Vers la fin de l’indifférence et de la déshumanisation des consciences ?

Il est souvent dit qu’on peut tout faire dire aux chiffres ; qu’avec de l’imagination et du cynisme, il est facile de prétendre tout et son contraire. Il y a pourtant des chiffres qui permettent de ne rien dire, de tout cacher. Et ce, même sans avoir recours au silence que peuvent leur accorder les médias. Tel est le cas, par exemple, de la crise actuelle que subissent les migrantEs aux portes de l’Europe. Ni les 3 000 mortEs en Méditerranée depuis le début de l’année, ni les 30 000 depuis 2000 ne peuvent rendre compte du fait que ce sont des vies humaines qui sont sacrifiées, sans raison, sur l’autel d’un système économique mondial en crise.

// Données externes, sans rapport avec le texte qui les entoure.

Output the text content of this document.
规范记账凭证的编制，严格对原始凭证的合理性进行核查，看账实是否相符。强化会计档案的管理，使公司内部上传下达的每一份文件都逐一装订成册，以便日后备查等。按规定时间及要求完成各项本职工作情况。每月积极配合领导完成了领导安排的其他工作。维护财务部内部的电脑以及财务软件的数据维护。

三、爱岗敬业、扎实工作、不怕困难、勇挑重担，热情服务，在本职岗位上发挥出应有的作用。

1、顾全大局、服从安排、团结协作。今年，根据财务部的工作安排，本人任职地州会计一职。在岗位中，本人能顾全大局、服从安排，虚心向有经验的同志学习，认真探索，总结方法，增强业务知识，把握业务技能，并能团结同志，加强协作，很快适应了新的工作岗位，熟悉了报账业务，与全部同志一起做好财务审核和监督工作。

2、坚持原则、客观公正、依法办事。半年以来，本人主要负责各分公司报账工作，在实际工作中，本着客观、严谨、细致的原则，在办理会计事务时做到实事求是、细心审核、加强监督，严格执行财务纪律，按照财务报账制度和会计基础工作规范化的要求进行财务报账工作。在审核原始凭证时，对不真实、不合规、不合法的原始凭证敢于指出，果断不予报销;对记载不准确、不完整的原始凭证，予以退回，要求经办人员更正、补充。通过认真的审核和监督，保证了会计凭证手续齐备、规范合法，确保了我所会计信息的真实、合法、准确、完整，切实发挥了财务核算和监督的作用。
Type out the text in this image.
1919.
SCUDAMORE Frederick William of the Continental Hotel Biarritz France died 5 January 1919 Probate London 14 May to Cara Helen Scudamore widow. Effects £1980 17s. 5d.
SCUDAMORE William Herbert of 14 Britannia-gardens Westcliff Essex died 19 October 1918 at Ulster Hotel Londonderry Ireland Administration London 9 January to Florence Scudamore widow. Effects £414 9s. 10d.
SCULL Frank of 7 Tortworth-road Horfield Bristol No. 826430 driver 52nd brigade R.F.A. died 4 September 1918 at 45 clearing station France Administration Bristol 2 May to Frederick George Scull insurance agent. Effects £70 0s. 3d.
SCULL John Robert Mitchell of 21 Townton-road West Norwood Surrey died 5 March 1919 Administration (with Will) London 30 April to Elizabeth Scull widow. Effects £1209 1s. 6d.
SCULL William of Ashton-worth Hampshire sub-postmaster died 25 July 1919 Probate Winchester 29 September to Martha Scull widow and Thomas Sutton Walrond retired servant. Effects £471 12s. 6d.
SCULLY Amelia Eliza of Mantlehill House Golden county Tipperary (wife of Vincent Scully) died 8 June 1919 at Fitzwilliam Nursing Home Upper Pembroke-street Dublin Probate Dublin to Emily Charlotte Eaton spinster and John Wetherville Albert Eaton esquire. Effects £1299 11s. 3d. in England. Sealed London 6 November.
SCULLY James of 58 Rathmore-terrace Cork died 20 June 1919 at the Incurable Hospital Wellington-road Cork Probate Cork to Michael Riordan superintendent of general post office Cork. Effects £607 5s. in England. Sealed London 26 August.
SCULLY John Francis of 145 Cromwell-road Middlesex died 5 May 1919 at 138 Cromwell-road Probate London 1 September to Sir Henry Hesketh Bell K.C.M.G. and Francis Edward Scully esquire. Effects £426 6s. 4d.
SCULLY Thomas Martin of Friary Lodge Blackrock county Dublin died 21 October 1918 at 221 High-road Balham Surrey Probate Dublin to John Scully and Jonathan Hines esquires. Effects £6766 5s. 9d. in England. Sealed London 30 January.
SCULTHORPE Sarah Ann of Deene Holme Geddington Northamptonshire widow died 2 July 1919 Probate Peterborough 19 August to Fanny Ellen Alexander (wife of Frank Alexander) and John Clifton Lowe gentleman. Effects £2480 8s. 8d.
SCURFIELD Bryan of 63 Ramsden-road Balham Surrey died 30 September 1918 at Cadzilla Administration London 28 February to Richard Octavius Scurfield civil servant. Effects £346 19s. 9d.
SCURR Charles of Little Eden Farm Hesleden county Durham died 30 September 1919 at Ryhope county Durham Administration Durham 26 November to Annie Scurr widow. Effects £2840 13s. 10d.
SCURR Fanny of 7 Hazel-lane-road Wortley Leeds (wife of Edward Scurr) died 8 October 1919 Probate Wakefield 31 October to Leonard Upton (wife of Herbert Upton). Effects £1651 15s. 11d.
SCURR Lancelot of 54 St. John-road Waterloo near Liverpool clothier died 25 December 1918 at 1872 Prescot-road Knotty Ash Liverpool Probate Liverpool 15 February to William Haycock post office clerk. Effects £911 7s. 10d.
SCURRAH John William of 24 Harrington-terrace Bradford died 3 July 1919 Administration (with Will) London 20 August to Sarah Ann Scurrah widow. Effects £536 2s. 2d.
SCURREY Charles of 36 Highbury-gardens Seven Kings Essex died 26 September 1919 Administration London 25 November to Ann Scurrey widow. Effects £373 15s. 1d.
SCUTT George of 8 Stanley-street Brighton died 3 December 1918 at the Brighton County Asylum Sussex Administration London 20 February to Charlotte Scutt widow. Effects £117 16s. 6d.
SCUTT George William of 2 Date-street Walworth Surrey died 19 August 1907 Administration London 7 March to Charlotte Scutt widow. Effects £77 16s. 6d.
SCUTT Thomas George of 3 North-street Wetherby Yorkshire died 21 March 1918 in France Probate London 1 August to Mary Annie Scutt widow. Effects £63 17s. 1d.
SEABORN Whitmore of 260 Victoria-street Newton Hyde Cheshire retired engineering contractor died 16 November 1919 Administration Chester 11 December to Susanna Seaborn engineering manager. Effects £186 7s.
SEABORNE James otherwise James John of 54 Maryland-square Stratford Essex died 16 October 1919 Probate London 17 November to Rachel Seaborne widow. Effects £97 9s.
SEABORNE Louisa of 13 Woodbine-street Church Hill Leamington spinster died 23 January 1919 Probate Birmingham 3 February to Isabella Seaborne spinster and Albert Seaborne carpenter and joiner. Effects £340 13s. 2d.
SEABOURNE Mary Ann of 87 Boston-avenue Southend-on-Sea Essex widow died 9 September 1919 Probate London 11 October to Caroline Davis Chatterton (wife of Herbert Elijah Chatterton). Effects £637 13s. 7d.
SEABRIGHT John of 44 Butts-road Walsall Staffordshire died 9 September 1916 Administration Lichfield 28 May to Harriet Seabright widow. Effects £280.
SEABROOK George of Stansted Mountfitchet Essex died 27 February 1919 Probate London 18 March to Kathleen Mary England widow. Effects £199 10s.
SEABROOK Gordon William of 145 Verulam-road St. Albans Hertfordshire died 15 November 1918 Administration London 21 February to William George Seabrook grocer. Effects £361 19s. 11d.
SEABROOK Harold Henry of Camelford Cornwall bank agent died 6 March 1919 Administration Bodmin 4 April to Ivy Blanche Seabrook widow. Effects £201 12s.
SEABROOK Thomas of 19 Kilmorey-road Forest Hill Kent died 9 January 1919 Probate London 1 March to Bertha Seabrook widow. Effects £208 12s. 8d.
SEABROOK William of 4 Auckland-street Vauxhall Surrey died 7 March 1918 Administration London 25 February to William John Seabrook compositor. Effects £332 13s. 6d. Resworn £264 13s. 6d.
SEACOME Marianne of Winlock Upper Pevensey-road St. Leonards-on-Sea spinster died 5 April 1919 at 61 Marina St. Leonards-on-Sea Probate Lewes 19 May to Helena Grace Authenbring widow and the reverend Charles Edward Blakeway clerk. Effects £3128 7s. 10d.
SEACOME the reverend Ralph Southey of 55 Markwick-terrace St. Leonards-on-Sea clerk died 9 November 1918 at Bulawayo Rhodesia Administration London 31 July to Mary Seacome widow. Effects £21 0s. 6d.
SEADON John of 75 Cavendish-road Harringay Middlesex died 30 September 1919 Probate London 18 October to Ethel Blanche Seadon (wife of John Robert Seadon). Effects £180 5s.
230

Ces chiffres, transformés en simples statistiques largement ignorées, permettent de faire oublier qu’il s’agit d’êtres humains qui sont concernés et de ne pas tenir compte des autres morts (avant et après le passage en mer) ni des destins brisés par des politiques criminelles. L’indifférence qui en découle a, de plus, été accompagnée par une peur irrationnelle, tout aussi fabriquée.

Depuis de nombreuses années, les pouvoirs en place ont recours au racisme et à toutes ses variantes (xénophobie, islamophobie…) afin de briser tout potentiel mouvement de résistance à la crise capitaliste et à la pauvreté que celle-ci génère. Alors que l’Europe, tout comme le reste du monde, est confrontée à une grave crise, les problématiques sociales (telles que le chômage et la répartition des richesses) brillent par leur absence dans les débats publiques. A la place, les thématiques se « droitisent » avec des mises en scène liant immigration et chômage, immigration et insécurité. Les percées électorales de l’extrême droite et la faiblesse des mouvements sociaux en sont les premières conséquences.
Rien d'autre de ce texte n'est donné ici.